In block letters, the Commission's article insists that Article 13 does not ban memes, highlighting exceptions made for “pastiche, critique, and parody” to which social media companies will be able to adhere. It portrays these companies as single-minded entities, noting that they can profit from the ads on sites or videos that use copyrighted content. Yet, while companies like YouTube, Google, and Facebook profit off these ads, they don’t post the videos that use this copyrighted content. As media platforms, they, initially, accept material from anyone who decided to upload and disseminate content. This free access to content producing has fueled the growth of these companies to the point where YouTube, for instance, sees over 300 hours of video uploaded every minute.

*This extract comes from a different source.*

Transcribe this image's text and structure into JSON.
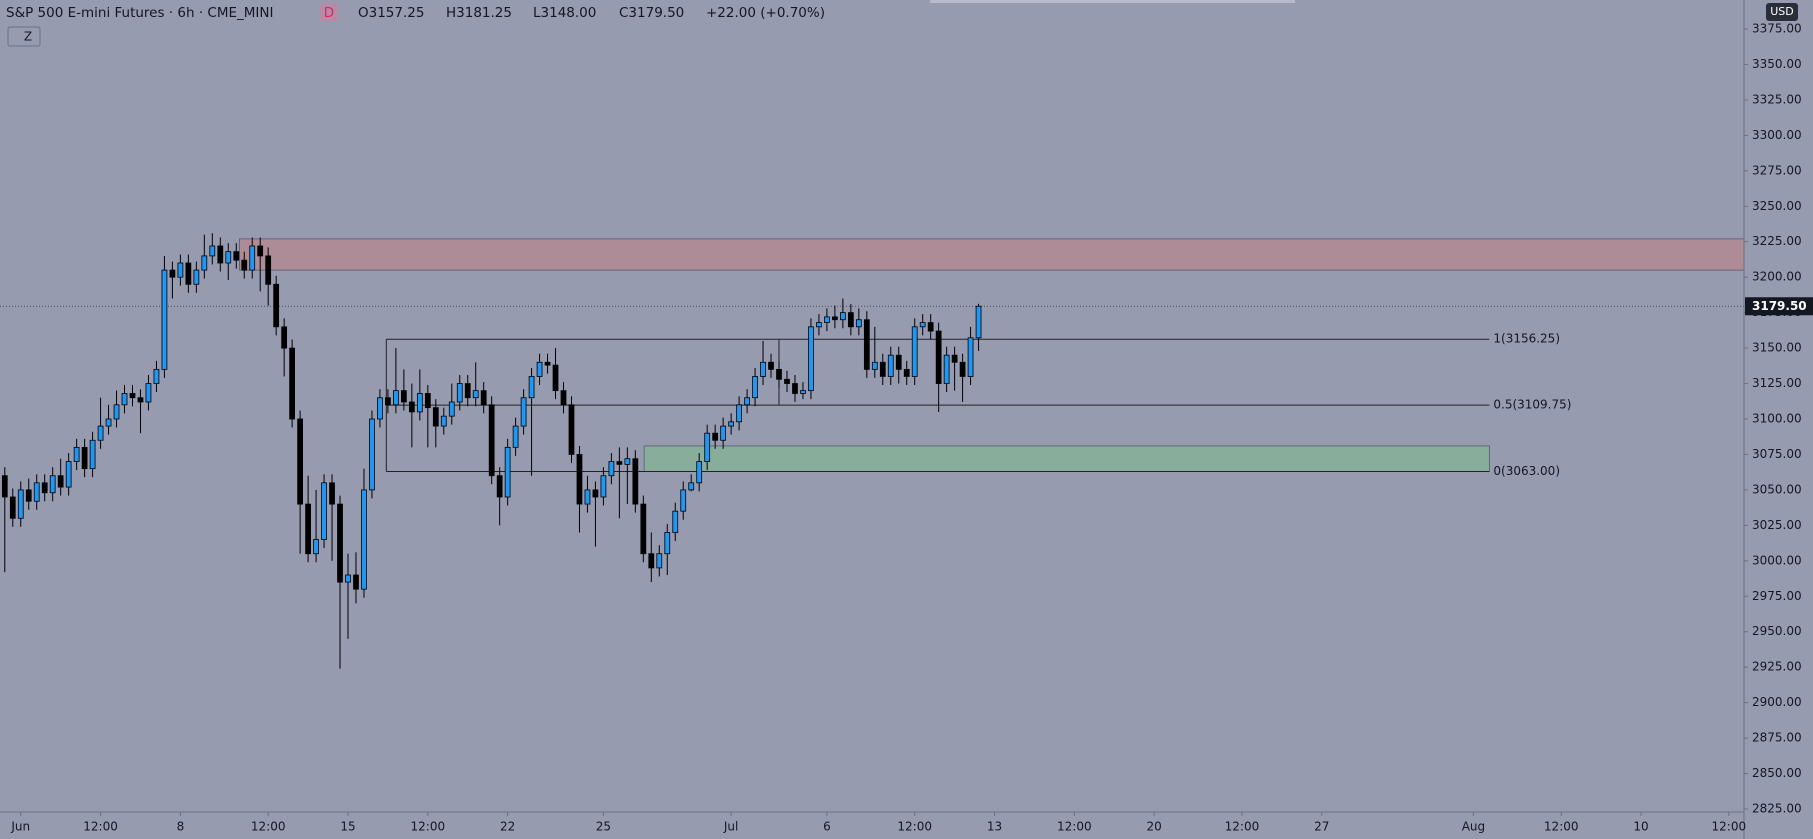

However, these media platform companies can also be seen as media publishers, given that they, in some way, “curate” content. This can be as simple as maintaining community guidelines, which puts the company in the position of taking down content that does not comply with their image. Given the size of these platforms, companies cannot individually review each video and thus rely on automatic filtering and community reporting. These systems can’t yet catch the nuances like parody or critique. They simply flag, and, as many creators can attest, it is difficult to challenge. Most importantly, this filtering is highly prone to error, missing content in violation and overzealously flagging content that does not. Article 13 in current form won’t fight the tech companies but hurt their hostages, the content creators that depend on these companies to make a living.

Meanwhile, it should be known who exactly Article 13 benefits, and it increasingly appears to only benefits publishers. With the exception of the music industry, most creatives have either withdrawn support for or lambasted Article 13, and within the music industry, there is infighting between publishers and labels, which want stricter copyright laws, and artists. Music publishers are no strangers to copyright controversies on media platform companies with some overzealously filing copyright claims on YouTube or even making completely false claims. Article 13 will embolden these claims. Article 13’s sister, Article 11, which imposes a type of link tax on search engines by requiring that they purchase licenses to include clips of articles from news publishers, also benefits large publishers rather than small ones, as Google may be unwilling to pay licenses for the content of smaller companies.

If the EU Commission wants to be a night with a “blue and yellow shield,” it needs to properly identify who it is trying to save and who are the dragons it is trying to fight. Instead of ridiculing “the mob,” EU legislators should listen to them because it seems that it is standing between two dragons, the tech giants and the publishers, and if it doesn’t act quickly, it will fail to save the millions of princesses, the creators and the creatives, it has vowed so fiercely to protect.